Speech Synthesis From Silent rtMRI Videos | HCT Side Research Project

  • computer vision
  • speech processing
  • machine learning
  • python
  • 2022

Overview

This project investigated speech synthesis from silent real-time MRI (rtMRI) videos by learning a mapping from articulatory motion to acoustic representations. The goal was to reconstruct intelligible speech using only visual information of the vocal tract, integrating methods from computer vision, speech processing, and machine learning.

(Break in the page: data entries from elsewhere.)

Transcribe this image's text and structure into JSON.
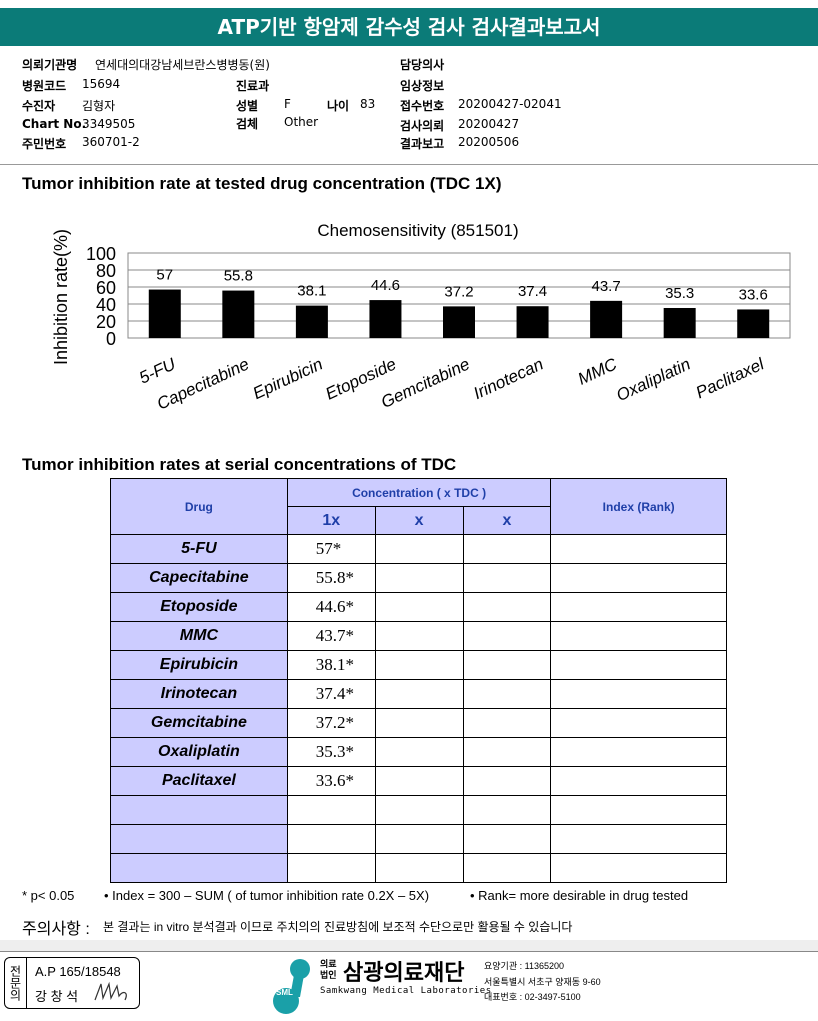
{
  "header": {
    "title": "ATP기반 항암제 감수성 검사 검사결과보고서"
  },
  "patient": {
    "institution_label": "의뢰기관명",
    "institution": "연세대의대강남세브란스병병동(원)",
    "hospital_code_label": "병원코드",
    "hospital_code": "15694",
    "patient_label": "수진자",
    "patient": "김형자",
    "chart_label": "Chart No.",
    "chart": "3349505",
    "id_label": "주민번호",
    "id": "360701-2",
    "dept_label": "진료과",
    "dept": "",
    "sex_label": "성별",
    "sex": "F",
    "age_label": "나이",
    "age": "83",
    "specimen_label": "검체",
    "specimen": "Other",
    "doctor_label": "담당의사",
    "clinical_label": "임상정보",
    "receipt_label": "접수번호",
    "receipt": "20200427-02041",
    "request_label": "검사의뢰",
    "request": "20200427",
    "report_label": "결과보고",
    "report": "20200506"
  },
  "section1_title": "Tumor inhibition rate at tested drug concentration (TDC 1X)",
  "chart_data": {
    "type": "bar",
    "title": "Chemosensitivity (851501)",
    "ylabel": "Inhibition rate(%)",
    "xlabel": "",
    "ylim": [
      0,
      100
    ],
    "yticks": [
      "0",
      "20",
      "40",
      "60",
      "80",
      "100"
    ],
    "categories": [
      "5-FU",
      "Capecitabine",
      "Epirubicin",
      "Etoposide",
      "Gemcitabine",
      "Irinotecan",
      "MMC",
      "Oxaliplatin",
      "Paclitaxel"
    ],
    "values": [
      57,
      55.8,
      38.1,
      44.6,
      37.2,
      37.4,
      43.7,
      35.3,
      33.6
    ],
    "labels": [
      "57",
      "55.8",
      "38.1",
      "44.6",
      "37.2",
      "37.4",
      "43.7",
      "35.3",
      "33.6"
    ],
    "grid": true
  },
  "section2_title": "Tumor inhibition rates at serial concentrations of TDC",
  "table": {
    "drug_header": "Drug",
    "conc_header": "Concentration ( x TDC )",
    "index_header": "Index (Rank)",
    "sub": [
      "1x",
      "x",
      "x"
    ],
    "rows": [
      {
        "drug": "5-FU",
        "v": "57*"
      },
      {
        "drug": "Capecitabine",
        "v": "55.8*"
      },
      {
        "drug": "Etoposide",
        "v": "44.6*"
      },
      {
        "drug": "MMC",
        "v": "43.7*"
      },
      {
        "drug": "Epirubicin",
        "v": "38.1*"
      },
      {
        "drug": "Irinotecan",
        "v": "37.4*"
      },
      {
        "drug": "Gemcitabine",
        "v": "37.2*"
      },
      {
        "drug": "Oxaliplatin",
        "v": "35.3*"
      },
      {
        "drug": "Paclitaxel",
        "v": "33.6*"
      },
      {
        "drug": "",
        "v": ""
      },
      {
        "drug": "",
        "v": ""
      },
      {
        "drug": "",
        "v": ""
      }
    ]
  },
  "notes": {
    "p": "* p< 0.05",
    "index": "• Index = 300 – SUM ( of tumor inhibition rate 0.2X  –  5X)",
    "rank": "• Rank= more desirable in drug tested",
    "caution_label": "주의사항 :",
    "caution": "본 결과는 in vitro 분석결과 이므로 주치의의 진료방침에 보조적 수단으로만 활용될 수 있습니다"
  },
  "footer": {
    "stamp_vertical": "전문의",
    "ap": "A.P 165/18548",
    "doctor": "강 창 석",
    "org_prefix": "의료 법인",
    "org": "삼광의료재단",
    "org_en": "Samkwang Medical Laboratories",
    "logo": "SML",
    "code": "요양기관 : 11365200",
    "address": "서울특별시 서초구 양재동 9-60",
    "phone": "대표번호 : 02-3497-5100"
  }
}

A portion of this work was completed as part of the CPSC 533R course project. We used the USC-TIMIT rtMRI speech production dataset, which captures synchronized vocal tract motion and audio recordings.

Problem & Challenges

Reconstructing speech from articulatory motion is challenging due to:

  • Subtle and rapidly changing vocal tract movements
  • Limited spatial and temporal resolution of rtMRI videos
  • Weakly understood articulatory-to-acoustic mappings
  • MRI-induced noise in recorded audio
  • Silent and unvoiced regions that complicate learning

Additionally, many video-to-speech models are designed for lip-reading from facial videos, which differ substantially from rtMRI data in appearance, dynamics, and noise characteristics.

Approach

Rather than treating this as a purely learning problem, we explored design choices across multiple layers of the pipeline.

Visual Representation

  • Used short sequences of grayscale rtMRI frames to capture articulatory motion over time
  • Experimented with video motion magnification (Eulerian and phase-based) to amplify subtle movements
  • Evaluated when visual enhancement helped versus when it amplified noise Eulerian Video Magnification

Acoustic Representation

To bridge visual motion and sound, we compared several intermediate speech encodings:

  • Linear Predictive Coding (LPC) coefficients
  • Mel-cepstrum analysis coefficients
  • Mel-scaled spectrogram vectors

Mel-cepstrum coefficients were ultimately more robust, offering a better balance between perceptual relevance and learnability.

Learning Architecture

  • Began with a VGG-style CNN adapted from prior lip-reading work
  • Transitioned to a ResNet 2D + 1D architecture, explicitly separating spatial and temporal processing
  • This design better captured the temporal structure inherent in speech production

Evaluation & Results

The final pipeline combined:

  • ResNet 2D + 1D modeling
  • Mel-cepstrum speech encoding
  • An 80/20 train–test split on USC-TIMIT data

We evaluated performance using:

  • Normalized Mean Absolute Error (NMAE) on predicted speech features
  • Mel-Cepstral Distortion (MCD) to assess reconstructed speech quality

Results showed that the system could reconstruct speech with recognizable temporal and spectral structure. While fine-grained spectral detail remained difficult to recover, the synthesized audio demonstrated meaningful correspondence to the underlying articulatory motion.

Here is a sample of the resulting speech reconstructed by our model as well as a visual representation of the audio waveform: Resulting Waveform

Ablation studies highlighted that:

  • Temporal modeling was essential for intelligible synthesis
  • LPC struggled with silence and volume prediction
  • Motion magnification techniques amplified MRI noise and were not well suited for this dataset

My Role

  • Led video and audio preprocessing, including noise reduction, segmentation, and motion enhancement experiments
  • Designed and executed ablation studies to evaluate preprocessing and representation choices
  • Implemented and evaluated CNN- and ResNet-based models
  • Analyzed results using objective speech quality metrics (NMAE, MCD)
  • Co-authored the final project report

Project completed collaboratively; responsibilities were shared across research, implementation, and analysis.